= Adolf Weissenberg =

Bavarian architect and archaeologist (1790–1840)

Adolf Weissenberg (Note: Sources variously give Weissenberg's first name as Adolf or Anton, and his last name as Weissenberg, Weissenburg or Weissenborn.) (1790–1840) was a Bavarian architect and archaeologist. He was appointed by Otto of Greece as ephor of antiquities, overseeing all archaeology and archaeological sites in Greece, in 1833, but forced to resign in September 1834.

== Career ==

Weissenberg was born in 1790. From 1822, he lived in Rome. In June 1833, he was appointed as "Ephor of Antiquities" (Ἔφορος τῶν ἀρχαιοτήτων) with responsibility for "the conservation, discovery and collection of the archaeological treasures of the kingdom". Three others were appointed with the title of 'sub-ephor' (ὑποέφορος): Kyriakos Pittakis, for central and northern Greece; Ludwig Ross, for the Peloponnese, and Ioannis Kokkonis for the Aegean Islands.
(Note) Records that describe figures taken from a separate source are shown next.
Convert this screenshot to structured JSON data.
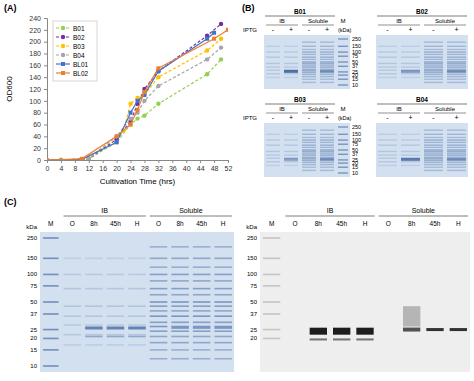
{
  "chart_data": {
    "type": "line",
    "title": "(A)",
    "x_label": "Cultivation Time (hrs)",
    "y_label": "OD600",
    "xlim": [
      0,
      52
    ],
    "xticks": [
      0,
      4,
      8,
      12,
      16,
      20,
      24,
      28,
      32,
      36,
      40,
      44,
      48,
      52
    ],
    "ylim": [
      0,
      240
    ],
    "yticks": [
      0,
      20,
      40,
      60,
      80,
      100,
      120,
      140,
      160,
      180,
      200,
      220,
      240
    ],
    "grid": false,
    "legend": "upper left",
    "series": [
      {
        "name": "B01",
        "color": "#92d050",
        "line_style": "dashed",
        "marker": "circle",
        "x": [
          0,
          4,
          12,
          20,
          24,
          26,
          28,
          32,
          46,
          50
        ],
        "values": [
          0,
          0,
          2,
          30,
          60,
          70,
          75,
          95,
          145,
          170
        ]
      },
      {
        "name": "B02",
        "color": "#7030a0",
        "line_style": "dashed",
        "marker": "circle",
        "x": [
          0,
          4,
          12,
          20,
          24,
          26,
          28,
          32,
          46,
          50
        ],
        "values": [
          0,
          0,
          2,
          35,
          65,
          95,
          120,
          150,
          210,
          230
        ]
      },
      {
        "name": "B03",
        "color": "#ffc000",
        "line_style": "dashed",
        "marker": "circle",
        "x": [
          0,
          4,
          12,
          22,
          24,
          26,
          28,
          32,
          46,
          50
        ],
        "values": [
          0,
          0,
          3,
          50,
          95,
          105,
          110,
          140,
          185,
          205
        ]
      },
      {
        "name": "B04",
        "color": "#a5a5a5",
        "line_style": "dashed",
        "marker": "circle",
        "x": [
          0,
          4,
          12,
          20,
          24,
          26,
          28,
          32,
          46,
          50
        ],
        "values": [
          0,
          0,
          2,
          40,
          70,
          80,
          100,
          125,
          170,
          190
        ]
      },
      {
        "name": "BL01",
        "color": "#4472c4",
        "line_style": "solid",
        "marker": "square",
        "x": [
          0,
          10,
          20,
          24,
          26,
          28,
          32,
          46,
          48
        ],
        "values": [
          0,
          1,
          30,
          80,
          100,
          110,
          150,
          205,
          215
        ]
      },
      {
        "name": "BL02",
        "color": "#ed7d31",
        "line_style": "solid",
        "marker": "square",
        "x": [
          0,
          10,
          20,
          24,
          26,
          28,
          32,
          48,
          52
        ],
        "values": [
          0,
          2,
          40,
          60,
          85,
          115,
          155,
          205,
          220
        ]
      }
    ]
  },
  "panel_b": {
    "label": "(B)",
    "rows": [
      {
        "iptg": "IPTG",
        "marker_lane": "M",
        "unit": "(kDa)",
        "ladder": [
          250,
          150,
          100,
          75,
          50,
          37,
          25,
          20,
          15,
          10
        ],
        "gels": [
          {
            "name": "B01",
            "groups": [
              {
                "name": "IB",
                "lanes": [
                  "-",
                  "+"
                ]
              },
              {
                "name": "Soluble",
                "lanes": [
                  "-",
                  "+"
                ]
              }
            ]
          },
          {
            "name": "B02",
            "groups": [
              {
                "name": "IB",
                "lanes": [
                  "-",
                  "+"
                ]
              },
              {
                "name": "Soluble",
                "lanes": [
                  "-",
                  "+"
                ]
              }
            ]
          }
        ]
      },
      {
        "iptg": "IPTG",
        "marker_lane": "M",
        "unit": "(kDa)",
        "ladder": [
          250,
          150,
          100,
          75,
          50,
          37,
          25,
          20,
          15,
          10
        ],
        "gels": [
          {
            "name": "B03",
            "groups": [
              {
                "name": "IB",
                "lanes": [
                  "-",
                  "+"
                ]
              },
              {
                "name": "Soluble",
                "lanes": [
                  "-",
                  "+"
                ]
              }
            ]
          },
          {
            "name": "B04",
            "groups": [
              {
                "name": "IB",
                "lanes": [
                  "-",
                  "+"
                ]
              },
              {
                "name": "Soluble",
                "lanes": [
                  "-",
                  "+"
                ]
              }
            ]
          }
        ]
      }
    ]
  },
  "panel_c": {
    "label": "(C)",
    "blots": [
      {
        "unit": "kDa",
        "marker_lane": "M",
        "ladder": [
          250,
          150,
          100,
          75,
          50,
          37,
          25,
          20,
          15,
          10
        ],
        "groups": [
          {
            "name": "IB",
            "lanes": [
              "O",
              "8h",
              "45h",
              "H"
            ]
          },
          {
            "name": "Soluble",
            "lanes": [
              "O",
              "8h",
              "45h",
              "H"
            ]
          }
        ]
      },
      {
        "unit": "kDa",
        "marker_lane": "M",
        "ladder": [
          250,
          150,
          100,
          75,
          50,
          37,
          25,
          20
        ],
        "groups": [
          {
            "name": "IB",
            "lanes": [
              "O",
              "8h",
              "45h",
              "H"
            ]
          },
          {
            "name": "Soluble",
            "lanes": [
              "O",
              "8h",
              "45h",
              "H"
            ]
          }
        ]
      }
    ]
  }
}
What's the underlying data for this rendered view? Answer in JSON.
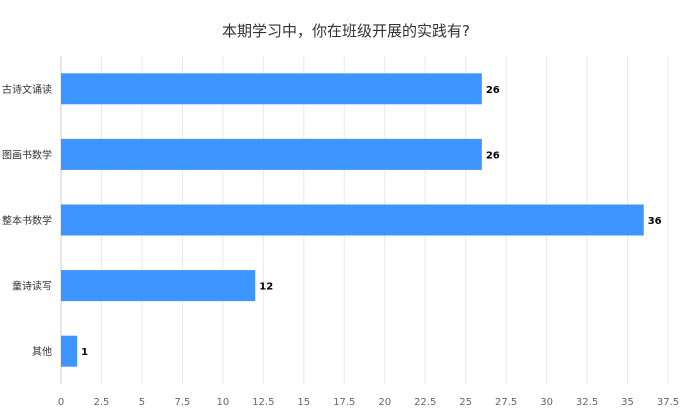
{
  "chart_data": {
    "type": "bar",
    "orientation": "horizontal",
    "title": "本期学习中，你在班级开展的实践有?",
    "xlabel": "",
    "ylabel": "",
    "categories": [
      "古诗文诵读",
      "图画书数学",
      "整本书数学",
      "童诗读写",
      "其他"
    ],
    "values": [
      26,
      26,
      36,
      12,
      1
    ],
    "xlim": [
      0,
      37.5
    ],
    "xticks": [
      "0",
      "2.5",
      "5",
      "7.5",
      "10",
      "12.5",
      "15",
      "17.5",
      "20",
      "22.5",
      "25",
      "27.5",
      "30",
      "32.5",
      "35",
      "37.5"
    ],
    "grid": true,
    "legend": "none",
    "bar_color": "#3D95FF",
    "grid_color": "#E8E8E8"
  }
}
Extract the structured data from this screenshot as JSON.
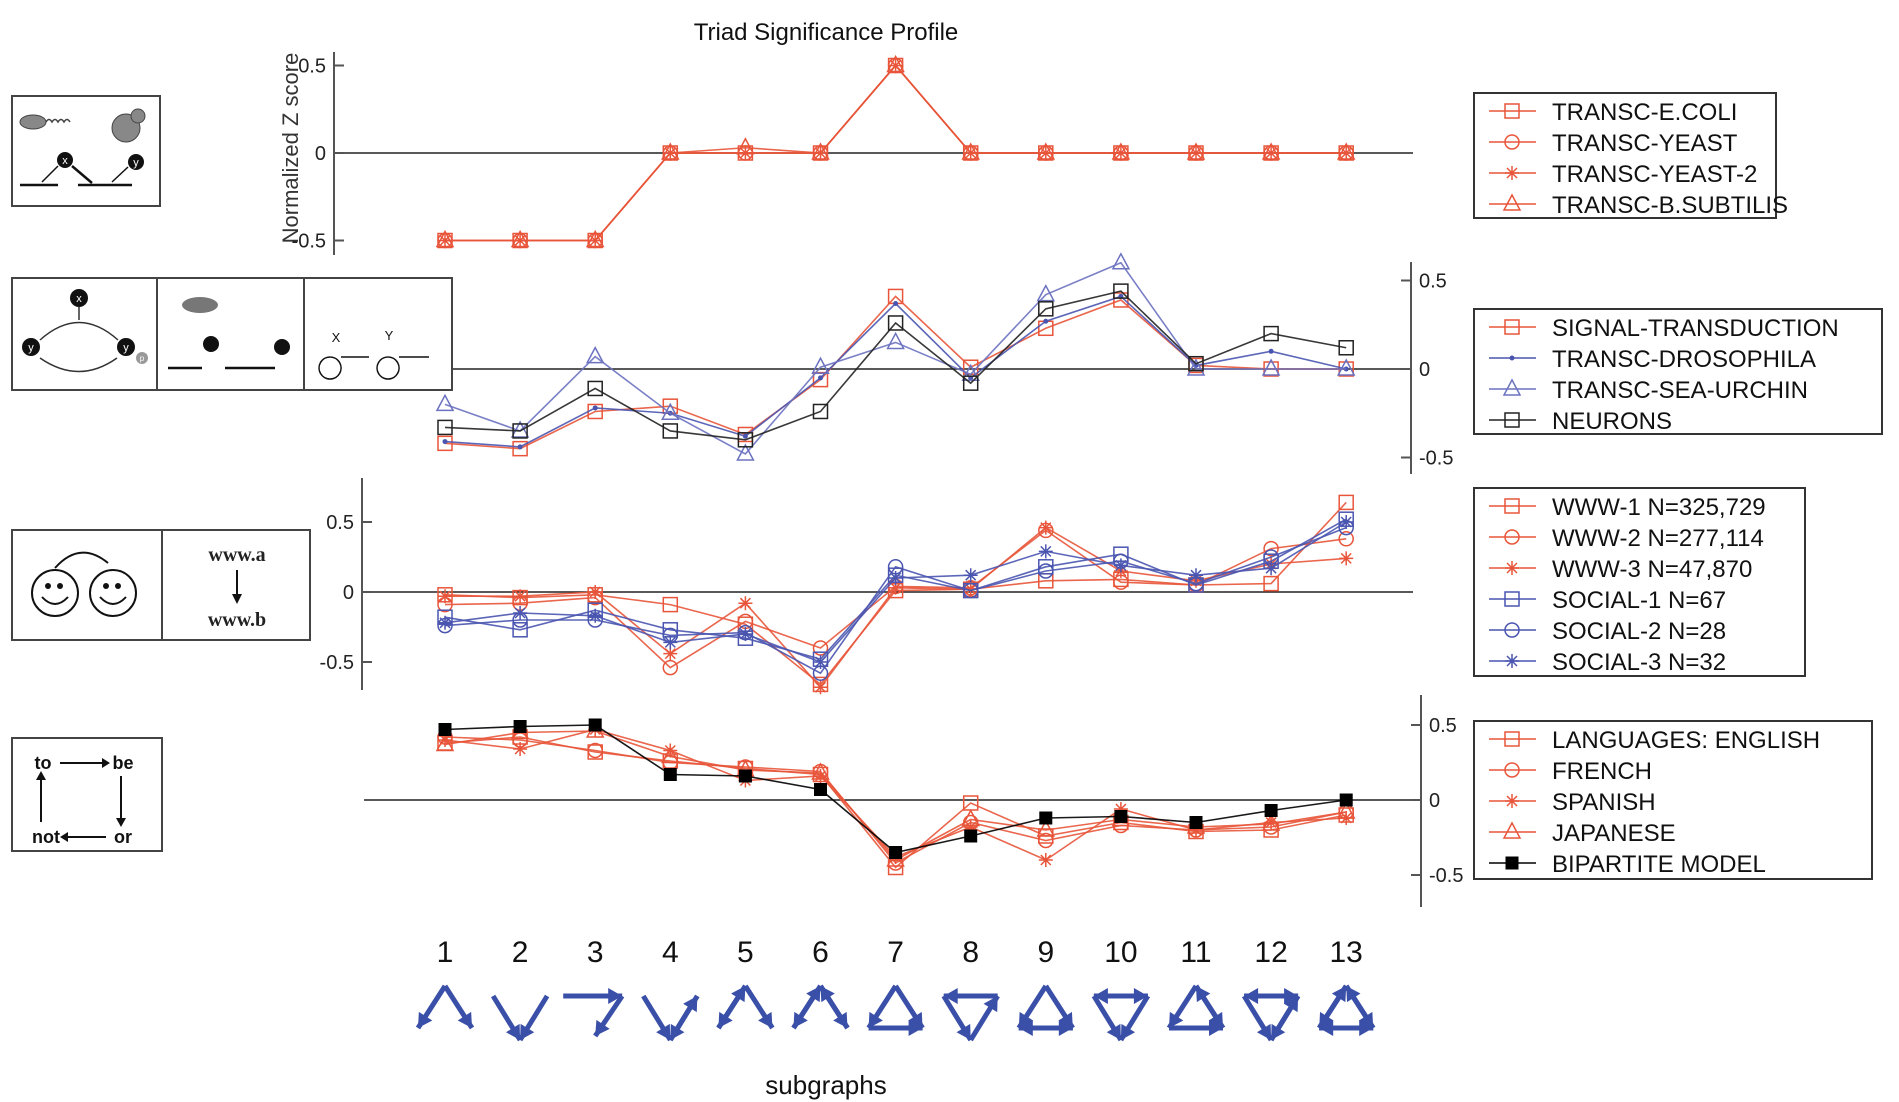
{
  "chart_data": {
    "type": "line",
    "title": "Triad Significance Profile",
    "ylabel": "Normalized Z score",
    "xlabel": "subgraphs",
    "x": [
      1,
      2,
      3,
      4,
      5,
      6,
      7,
      8,
      9,
      10,
      11,
      12,
      13
    ],
    "x_tick_labels": [
      "1",
      "2",
      "3",
      "4",
      "5",
      "6",
      "7",
      "8",
      "9",
      "10",
      "11",
      "12",
      "13"
    ],
    "panels": [
      {
        "id": "transcription",
        "ylim": [
          -0.6,
          0.6
        ],
        "yticks": [
          -0.5,
          0,
          0.5
        ],
        "ytick_labels": [
          "-0.5",
          "0",
          "0.5"
        ],
        "axis_side": "left",
        "legend_position": "right",
        "series": [
          {
            "name": "TRANSC-E.COLI",
            "color": "#e8553a",
            "marker": "square",
            "values": [
              -0.5,
              -0.5,
              -0.5,
              0,
              0,
              0,
              0.5,
              0,
              0,
              0,
              0,
              0,
              0
            ]
          },
          {
            "name": "TRANSC-YEAST",
            "color": "#e8553a",
            "marker": "circle",
            "values": [
              -0.5,
              -0.5,
              -0.5,
              0,
              0,
              0,
              0.5,
              0,
              0,
              0,
              0,
              0,
              0
            ]
          },
          {
            "name": "TRANSC-YEAST-2",
            "color": "#e8553a",
            "marker": "star",
            "values": [
              -0.5,
              -0.5,
              -0.5,
              0,
              0,
              0,
              0.5,
              0,
              0,
              0,
              0,
              0,
              0
            ]
          },
          {
            "name": "TRANSC-B.SUBTILIS",
            "color": "#e8553a",
            "marker": "triangle",
            "values": [
              -0.5,
              -0.5,
              -0.5,
              0,
              0.03,
              0,
              0.5,
              0,
              0,
              0,
              0,
              0,
              0
            ]
          }
        ]
      },
      {
        "id": "signal-neurons",
        "ylim": [
          -0.55,
          0.55
        ],
        "yticks": [
          -0.5,
          0,
          0.5
        ],
        "ytick_labels": [
          "-0.5",
          "0",
          "0.5"
        ],
        "axis_side": "right",
        "legend_position": "right",
        "series": [
          {
            "name": "SIGNAL-TRANSDUCTION",
            "color": "#e8553a",
            "marker": "square",
            "values": [
              -0.42,
              -0.45,
              -0.24,
              -0.21,
              -0.37,
              -0.06,
              0.41,
              0.01,
              0.23,
              0.39,
              0.02,
              0,
              0
            ]
          },
          {
            "name": "TRANSC-DROSOPHILA",
            "color": "#4a55b0",
            "marker": "dot",
            "values": [
              -0.41,
              -0.44,
              -0.22,
              -0.25,
              -0.38,
              -0.05,
              0.37,
              -0.05,
              0.27,
              0.41,
              0.02,
              0.1,
              0
            ]
          },
          {
            "name": "TRANSC-SEA-URCHIN",
            "color": "#6b72c0",
            "marker": "triangle",
            "values": [
              -0.2,
              -0.35,
              0.07,
              -0.25,
              -0.48,
              0.01,
              0.15,
              -0.03,
              0.42,
              0.6,
              0,
              0,
              0
            ]
          },
          {
            "name": "NEURONS",
            "color": "#222222",
            "marker": "square",
            "values": [
              -0.33,
              -0.35,
              -0.11,
              -0.35,
              -0.4,
              -0.24,
              0.26,
              -0.08,
              0.34,
              0.44,
              0.03,
              0.2,
              0.12
            ]
          }
        ]
      },
      {
        "id": "www-social",
        "ylim": [
          -0.7,
          0.78
        ],
        "yticks": [
          -0.5,
          0,
          0.5
        ],
        "ytick_labels": [
          "-0.5",
          "0",
          "0.5"
        ],
        "axis_side": "left",
        "legend_position": "right",
        "series": [
          {
            "name": "WWW-1 N=325,729",
            "color": "#e8553a",
            "marker": "square",
            "values": [
              -0.02,
              -0.04,
              -0.02,
              -0.09,
              -0.23,
              -0.66,
              0.01,
              0.02,
              0.08,
              0.09,
              0.05,
              0.06,
              0.64
            ]
          },
          {
            "name": "WWW-2 N=277,114",
            "color": "#e8553a",
            "marker": "circle",
            "values": [
              -0.09,
              -0.08,
              -0.04,
              -0.54,
              -0.21,
              -0.4,
              0.04,
              0.03,
              0.44,
              0.07,
              0.05,
              0.31,
              0.38
            ]
          },
          {
            "name": "WWW-3 N=47,870",
            "color": "#e8553a",
            "marker": "star",
            "values": [
              -0.03,
              -0.03,
              0,
              -0.44,
              -0.08,
              -0.68,
              0.03,
              0.02,
              0.46,
              0.15,
              0.08,
              0.2,
              0.24
            ]
          },
          {
            "name": "SOCIAL-1 N=67",
            "color": "#4a55b0",
            "marker": "square",
            "values": [
              -0.18,
              -0.27,
              -0.13,
              -0.27,
              -0.33,
              -0.48,
              0.12,
              0.01,
              0.18,
              0.27,
              0.05,
              0.22,
              0.52
            ]
          },
          {
            "name": "SOCIAL-2 N=28",
            "color": "#4a55b0",
            "marker": "circle",
            "values": [
              -0.24,
              -0.2,
              -0.2,
              -0.31,
              -0.29,
              -0.58,
              0.18,
              0.01,
              0.15,
              0.22,
              0.06,
              0.25,
              0.46
            ]
          },
          {
            "name": "SOCIAL-3 N=32",
            "color": "#4a55b0",
            "marker": "star",
            "values": [
              -0.22,
              -0.15,
              -0.17,
              -0.36,
              -0.3,
              -0.5,
              0.1,
              0.12,
              0.29,
              0.19,
              0.12,
              0.17,
              0.5
            ]
          }
        ]
      },
      {
        "id": "languages",
        "ylim": [
          -0.7,
          0.7
        ],
        "yticks": [
          -0.5,
          0,
          0.5
        ],
        "ytick_labels": [
          "-0.5",
          "0",
          "0.5"
        ],
        "axis_side": "right",
        "legend_position": "right",
        "series": [
          {
            "name": "LANGUAGES: ENGLISH",
            "color": "#e8553a",
            "marker": "square",
            "values": [
              0.38,
              0.42,
              0.32,
              0.26,
              0.21,
              0.17,
              -0.45,
              -0.02,
              -0.24,
              -0.15,
              -0.21,
              -0.2,
              -0.1
            ]
          },
          {
            "name": "FRENCH",
            "color": "#e8553a",
            "marker": "circle",
            "values": [
              0.42,
              0.4,
              0.33,
              0.25,
              0.22,
              0.19,
              -0.42,
              -0.15,
              -0.27,
              -0.17,
              -0.2,
              -0.18,
              -0.08
            ]
          },
          {
            "name": "SPANISH",
            "color": "#e8553a",
            "marker": "star",
            "values": [
              0.4,
              0.34,
              0.47,
              0.33,
              0.13,
              0.16,
              -0.38,
              -0.18,
              -0.4,
              -0.06,
              -0.2,
              -0.15,
              -0.12
            ]
          },
          {
            "name": "JAPANESE",
            "color": "#e8553a",
            "marker": "triangle",
            "values": [
              0.37,
              0.45,
              0.46,
              0.29,
              0.2,
              0.18,
              -0.4,
              -0.13,
              -0.2,
              -0.13,
              -0.18,
              -0.16,
              -0.08
            ]
          },
          {
            "name": "BIPARTITE MODEL",
            "color": "#000000",
            "marker": "filled-square",
            "values": [
              0.47,
              0.49,
              0.5,
              0.17,
              0.16,
              0.07,
              -0.35,
              -0.24,
              -0.12,
              -0.11,
              -0.15,
              -0.07,
              0
            ]
          }
        ]
      }
    ]
  },
  "illustrations": {
    "panel1": {
      "node_x": "x",
      "node_y": "y"
    },
    "panel2": {
      "node_x": "x",
      "node_y": "y",
      "node_p": "p",
      "neuron_x": "X",
      "neuron_y": "Y"
    },
    "panel3": {
      "www_a": "www.a",
      "www_b": "www.b"
    },
    "panel4": {
      "w1": "to",
      "w2": "be",
      "w3": "or",
      "w4": "not"
    }
  }
}
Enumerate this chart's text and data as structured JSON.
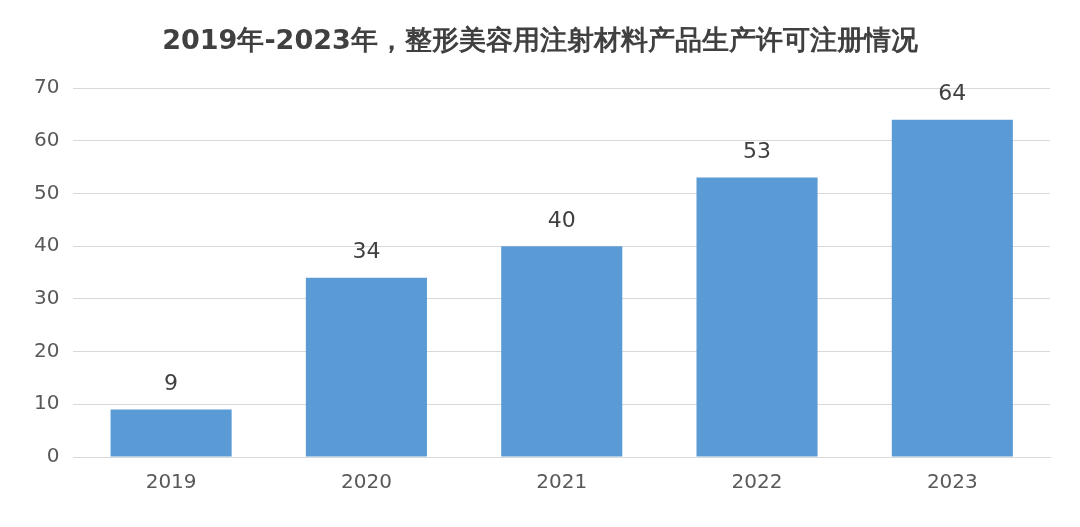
{
  "chart_data": {
    "type": "bar",
    "title": "2019年-2023年，整形美容用注射材料产品生产许可注册情况",
    "categories": [
      "2019",
      "2020",
      "2021",
      "2022",
      "2023"
    ],
    "values": [
      9,
      34,
      40,
      53,
      64
    ],
    "color": "#5b9bd5",
    "ylim": [
      0,
      70
    ],
    "yticks": [
      0,
      10,
      20,
      30,
      40,
      50,
      60,
      70
    ],
    "grid": "y",
    "data_labels": true
  }
}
On , (Note: Greece adopted the Gregorian calendar in 1923; was followed by 1 March. In this article, this date and all subsequent dates are given in the 'New Style' Gregorian calendar, while dates before it are given in the 'Old Style' Julian calendar.) Weissenberg was appointed to lead the Greek Archaeological Service, which had notionally been established by Governor Ioannis Kapodistrias in 1829 but lacked a formal administrative structure until then. Weissenberg's short tenure saw the passage of the Archaeological Law of 10/22 May 1834, which named all antiquities in Greece as the "national property of all the Greeks", asserted the ownership of the state over all archaeological sites not already on private land and created the core administrative structure of the Archaeological Service. Weissenberg drafted the law alongside the regent Georg Ludwig von Maurer, and it was based upon a similar law of the Papal States.

Weissenberg was accused by Ross of lacking interest in antiquities, and had also attracted the enmity of Josef Ludwig von Armansperg, head of the regency council, by trying to organise opposition to his government alongside von Maurer. Both Weissenberg and von Maurer were sacked (along with Kokkonis) in September 1834 and recalled to Bavaria. In Weissenberg's stead, Ross was named as Ephor General of Antiquities, with Pittakis and Athanasios Iatridis as his assistants. Weissenberg died in 1840.